Ausgangslage: Mit 37 Punkten Vorsprung in der Fahrerwertung geht Pascal Wehrlein ins letzte Rennwochenende der DTM-Saison 2015. "Es gibt noch 50 Punkte, und es kann in Hockenheim noch viel passieren. Aber wenn es nicht ganz schlimm läuft, dann sieht es gut aus", sagte der Mercedes-Pilot, der am Sonntag seinen 21. Geburtstag feiert. Es müsste sehr, sehr viel schief gehen, damit es wirklich so kommt.
Edoardo Mortara oder Mattias Ekström müssten im Audi ein Rennen auf dem Hockenheim gewinnen und beim anderen mindestens Dritter werden, während Wehrlein bei beiden Rennen ausfallen müsste, damit der Schwabe nicht mit weitem Abstand Gary Paffett (24 Jahre, 7 Monate) als jüngsten DTM-Champion aller Zeiten ablöst. Unmöglich? Zumindest unwahrscheinlich.

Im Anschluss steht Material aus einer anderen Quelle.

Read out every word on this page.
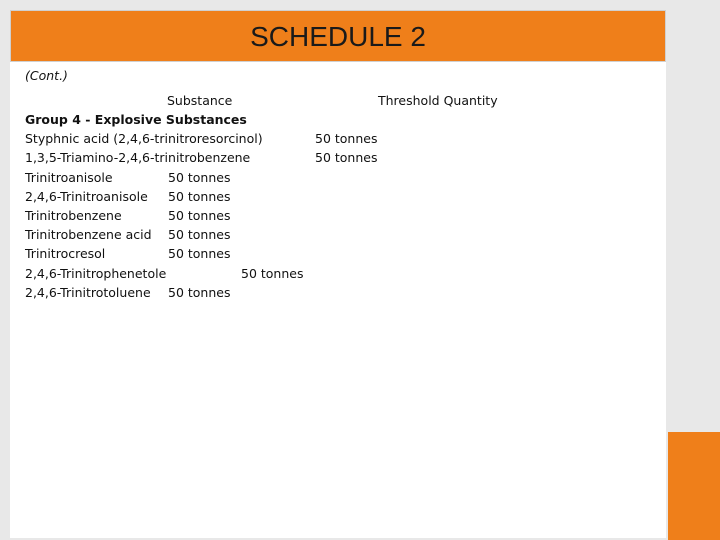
SCHEDULE 2
(Cont.)
Substance	Threshold Quantity
Group 4 - Explosive Substances
Styphnic acid (2,4,6-trinitroresorcinol)	50 tonnes
1,3,5-Triamino-2,4,6-trinitrobenzene	50 tonnes
Trinitroanisole	50 tonnes
2,4,6-Trinitroanisole 50 tonnes
Trinitrobenzene	50 tonnes
Trinitrobenzene acid 50 tonnes
Trinitrocresol	50 tonnes
2,4,6-Trinitrophenetole	50 tonnes
2,4,6-Trinitrotoluene 50 tonnes
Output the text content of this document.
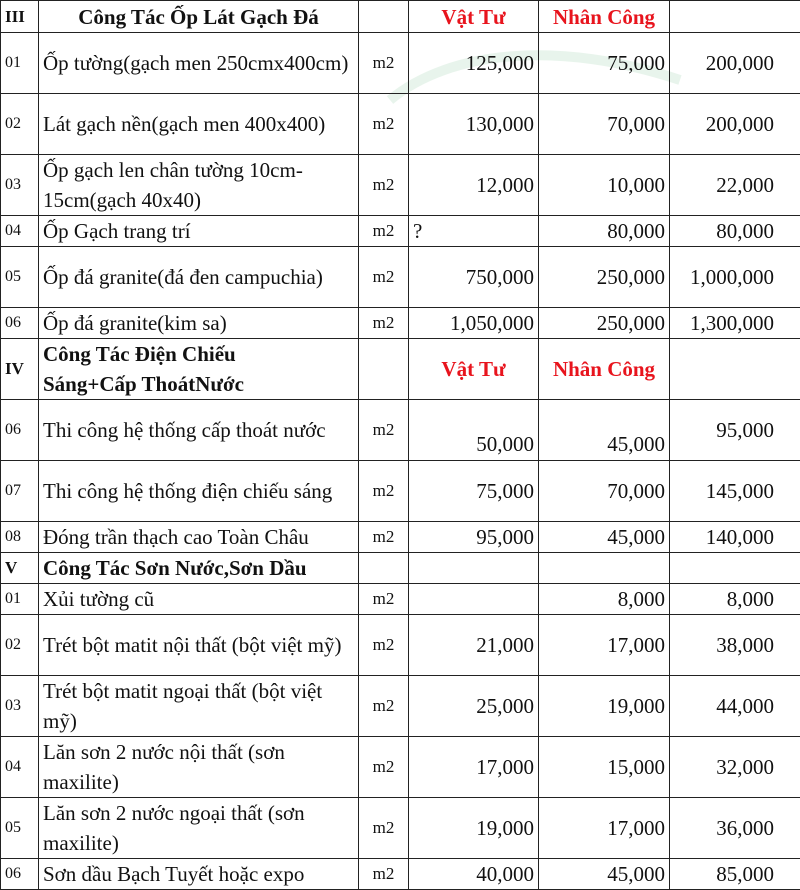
III	Công Tác Ốp Lát Gạch Đá		Vật Tư	Nhân Công	
01	Ốp tường(gạch men 250cmx400cm)	m2	125,000	75,000	200,000
02	Lát gạch nền(gạch men 400x400)	m2	130,000	70,000	200,000
03	Ốp gạch len chân tường 10cm-15cm(gạch 40x40)	m2	12,000	10,000	22,000
04	Ốp Gạch trang trí	m2	?	80,000	80,000
05	Ốp đá granite(đá đen campuchia)	m2	750,000	250,000	1,000,000
06	Ốp đá granite(kim sa)	m2	1,050,000	250,000	1,300,000
IV	Công Tác Điện Chiếu Sáng+Cấp ThoátNước		Vật Tư	Nhân Công	
06	Thi công hệ thống cấp thoát nước	m2	50,000	45,000	95,000
07	Thi công hệ thống điện chiếu sáng	m2	75,000	70,000	145,000
08	Đóng trần thạch cao Toàn Châu	m2	95,000	45,000	140,000
V	Công Tác Sơn Nước,Sơn Dầu				
01	Xủi tường cũ	m2		8,000	8,000
02	Trét bột matit nội thất (bột việt mỹ)	m2	21,000	17,000	38,000
03	Trét bột matit ngoại thất (bột việt mỹ)	m2	25,000	19,000	44,000
04	Lăn sơn 2 nước nội thất (sơn maxilite)	m2	17,000	15,000	32,000
05	Lăn sơn 2 nước ngoại thất (sơn maxilite)	m2	19,000	17,000	36,000
06	Sơn dầu Bạch Tuyết hoặc expo	m2	40,000	45,000	85,000
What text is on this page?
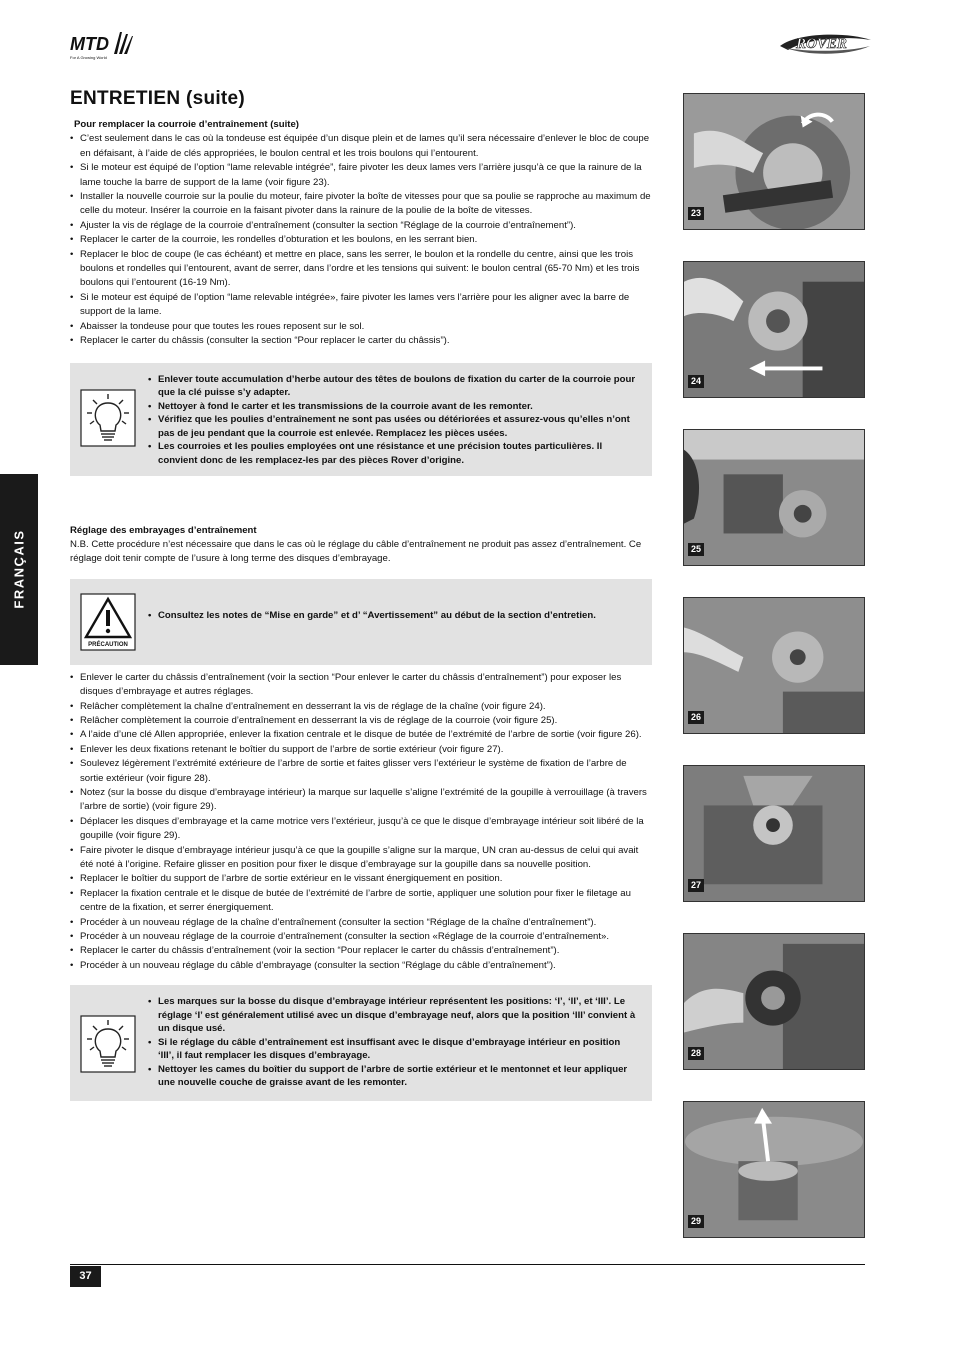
MTD
For A Growing World
ROVER
ENTRETIEN (suite)
FRANÇAIS
Pour remplacer la courroie d’entraînement (suite)
• C’est seulement dans le cas où la tondeuse est équipée d’un disque plein et de lames qu’il sera nécessaire d’enlever le bloc de coupe en défaisant, à l’aide de clés appropriées, le boulon central et les trois boulons qui l’entourent.
• Si le moteur est équipé de l’option “lame relevable intégrée”, faire pivoter les deux lames vers l’arrière jusqu’à ce que la rainure de la lame touche la barre de support de la lame (voir figure 23).
• Installer la nouvelle courroie sur la poulie du moteur, faire pivoter la boîte de vitesses pour que sa poulie se rapproche au maximum de celle du moteur. Insérer la courroie en la faisant pivoter dans la rainure de la poulie de la boîte de vitesses.
• Ajuster la vis de réglage de la courroie d’entraînement (consulter la section “Réglage de la courroie d’entraînement”).
• Replacer le carter de la courroie, les rondelles d’obturation et les boulons, en les serrant bien.
• Replacer le bloc de coupe (le cas échéant) et mettre en place, sans les serrer, le boulon et la rondelle du centre, ainsi que les trois boulons et rondelles qui l’entourent, avant de serrer, dans l’ordre et les tensions qui suivent: le boulon central (65-70 Nm) et les trois boulons qui l’entourent (16-19 Nm).
• Si le moteur est équipé de l’option “lame relevable intégrée», faire pivoter les lames vers l’arrière pour les aligner avec la barre de support de la lame.
• Abaisser la tondeuse pour que toutes les roues reposent sur le sol.
• Replacer le carter du châssis (consulter la section “Pour replacer le carter du châssis”).
• Enlever toute accumulation d’herbe autour des têtes de boulons de fixation du carter de la courroie pour que la clé puisse s’y adapter.
• Nettoyer à fond le carter et les transmissions de la courroie avant de les remonter.
• Vérifiez que les poulies d’entraînement ne sont pas usées ou détériorées et assurez-vous qu’elles n’ont pas de jeu pendant que la courroie est enlevée. Remplacez les pièces usées.
• Les courroies et les poulies employées ont une résistance et une précision toutes particulières. Il convient donc de les remplacez-les par des pièces Rover d’origine.
Réglage des embrayages d’entraînement

N.B. Cette procédure n’est nécessaire que dans le cas où le réglage du câble d’entraînement ne produit pas assez d’entraînement. Ce réglage doit tenir compte de l’usure à long terme des disques d’embrayage.

PRÉCAUTION
• Consultez les notes de “Mise en garde” et d’ “Avertissement” au début de la section d’entretien.
• Enlever le carter du châssis d’entraînement (voir la section “Pour enlever le carter du châssis d’entraînement”) pour exposer les disques d’embrayage et autres réglages.
• Relâcher complètement la chaîne d’entraînement en desserrant la vis de réglage de la chaîne (voir figure 24).
• Relâcher complètement la courroie d’entraînement en desserrant la vis de réglage de la courroie (voir figure 25).
• A l’aide d’une clé Allen appropriée, enlever la fixation centrale et le disque de butée de l’extrémité de l’arbre de sortie (voir figure 26).
• Enlever les deux fixations retenant le boîtier du support de l’arbre de sortie extérieur (voir figure 27).
• Soulevez légèrement l’extrémité extérieure de l’arbre de sortie et faites glisser vers l’extérieur le système de fixation de l’arbre de sortie extérieur (voir figure 28).
• Notez (sur la bosse du disque d’embrayage intérieur) la marque sur laquelle s’aligne l’extrémité de la goupille à verrouillage (à travers l’arbre de sortie) (voir figure 29).
• Déplacer les disques d’embrayage et la came motrice vers l’extérieur, jusqu’à ce que le disque d’embrayage intérieur soit libéré de la goupille (voir figure 29).
• Faire pivoter le disque d’embrayage intérieur jusqu’à ce que la goupille s’aligne sur la marque, UN cran au-dessus de celui qui avait été noté à l’origine. Refaire glisser en position pour fixer le disque d’embrayage sur la goupille dans sa nouvelle position.
• Replacer le boîtier du support de l’arbre de sortie extérieur en le vissant énergiquement en position.
• Replacer la fixation centrale et le disque de butée de l’extrémité de l’arbre de sortie, appliquer une solution pour fixer le filetage au centre de la fixation, et serrer énergiquement.
• Procéder à un nouveau réglage de la chaîne d’entraînement (consulter la section “Réglage de la chaîne d’entraînement”).
• Procéder à un nouveau réglage de la courroie d’entraînement (consulter la section «Réglage de la courroie d’entraînement».
• Replacer le carter du châssis d’entraînement (voir la section “Pour replacer le carter du châssis d’entraînement”).
• Procéder à un nouveau réglage du câble d’embrayage (consulter la section “Réglage du câble d’entraînement”).
• Les marques sur la bosse du disque d’embrayage intérieur représentent les positions: ‘I’, ‘II’, et ‘III’. Le réglage ‘I’ est généralement utilisé avec un disque d’embrayage neuf, alors que la position ‘III’ convient à un disque usé.
• Si le réglage du câble d’entraînement est insuffisant avec le disque d’embrayage intérieur en position ‘III’, il faut remplacer les disques d’embrayage.
• Nettoyer les cames du boîtier du support de l’arbre de sortie extérieur et le mentonnet et leur appliquer une nouvelle couche de graisse avant de les remonter.
23
24
25
26
27
28
29
37
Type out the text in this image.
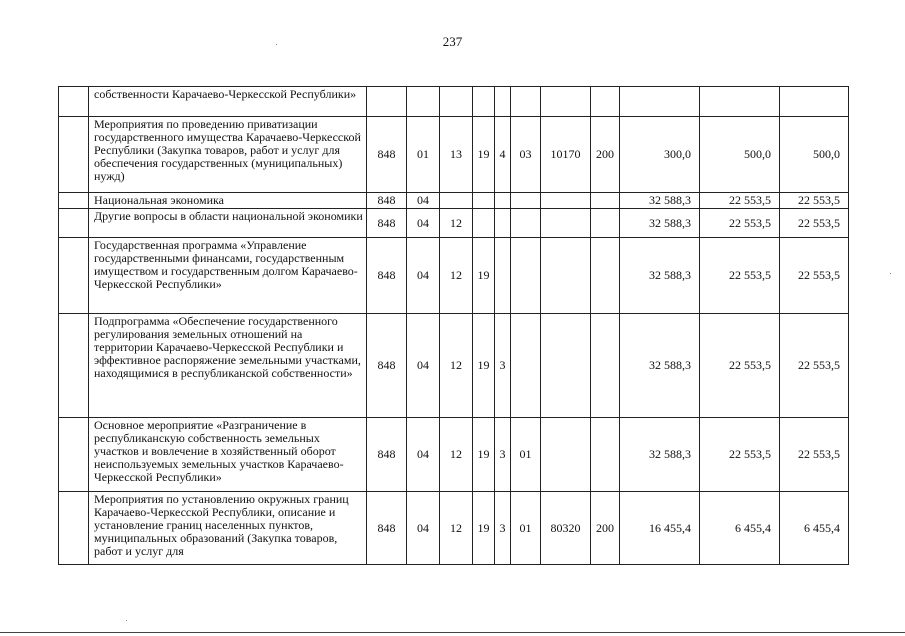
237
	собственности Карачаево-Черкесской Республики»											
	Мероприятия по проведению приватизации государственного имущества Карачаево-Черкесской Республики (Закупка товаров, работ и услуг для обеспечения государственных (муниципальных) нужд)	848	01	13	19	4	03	10170	200	300,0	500,0	500,0
	Национальная экономика	848	04							32 588,3	22 553,5	22 553,5
	Другие вопросы в области национальной экономики	848	04	12						32 588,3	22 553,5	22 553,5
	Государственная программа «Управление государственными финансами, государственным имуществом и государственным долгом Карачаево-Черкесской Республики»	848	04	12	19					32 588,3	22 553,5	22 553,5
	Подпрограмма «Обеспечение государственного регулирования земельных отношений на территории Карачаево-Черкесской Республики и эффективное распоряжение земельными участками, находящимися в республиканской собственности»	848	04	12	19	3				32 588,3	22 553,5	22 553,5
	Основное мероприятие «Разграничение в республиканскую собственность земельных участков и вовлечение в хозяйственный оборот неиспользуемых земельных участков Карачаево-Черкесской Республики»	848	04	12	19	3	01			32 588,3	22 553,5	22 553,5
	Мероприятия по установлению окружных границ Карачаево-Черкесской Республики, описание и установление границ населенных пунктов, муниципальных образований (Закупка товаров, работ и услуг для	848	04	12	19	3	01	80320	200	16 455,4	6 455,4	6 455,4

Wehrlein beeindruckt mit erstaunlicher Reife. Er fuhr bei den bisher absolvierten 16 Rennen 14-mal in die Punkte. So viele Top-10-Resultate holte kein anderer Pilot in dieser Saison. Während Ekström und Mortara in den letzten vier Rennen nur je einmal punkteten, wurde Wehrlein dreimal Fünfter und einmal Vierter. Die Eichhörnchen-Taktik funktioniert: Wird das Mercedes-Talent am Samstag Dritter, kann er schon vor dem letzten Rennen seinen Titelgewinnen feiern.
Zusammen mit Christian Vietoris führt der Mercedes-Junior in Mercedes' HWA-Team zudem die Teamwertung mit 40 Punkten Vorsprung an. Der erste Verfolger: Audi Sport Team Abt Sportsline mit Ekström und Miguel Molina. Die beiden BMW-Teams MTEK und RMG lauern mit weiteren sechs Punkten Rückstand.
Das spannendste Duell steht in der Hersteller-Meisterschaft an. Weil Audi nach der "Schieb ihn raus"-Affäre die Punkte für das zweite Spielberg-Rennen aberkannt wurden, kämpft Mercedes gegen den aktuellen Primus BMW. Die Münchener führen mit 51 Punkten. Hier ist theoretisch noch alles offen. BMW holte in Oschersleben etwa 138 Punkte mehr als die Stuttgarter, bei den letzten beiden Läufen auf dem Nürburgring verkleinerte Mercedes den Rückstand allerdings nur um 20 Zähler.
Gefahrenpotenzial: Die DTM ist ein Showcase der deutschen Autohersteller. Drei Premium-Marken kämpfen um das größtmögliche Prestige. Sollte es hart auf hart kommen, würde wohl an jedem Kommandostand darüber nachgedacht werden, wie die eigenen Fahrer das Ergebnis positiv beeinflussen können.
Mercedes schaffte in der Eifel freie Bahn für Wehrlein. Maximilian Götz bremste freiwillig, um dem Markenkollegen mehr Punkte zu bescheren. Audi regte sich darüber maßlos auf. "Ich glaube, die DTM steht in der Kritik, weil wir keine gute Show bieten. Weil wir Hersteller-Spielchen spielen, weil wir Strategie-Spielchen spielen. Das wollten wir abstellen", polterte Audis DTM-Oberhaupt Dieter Gass.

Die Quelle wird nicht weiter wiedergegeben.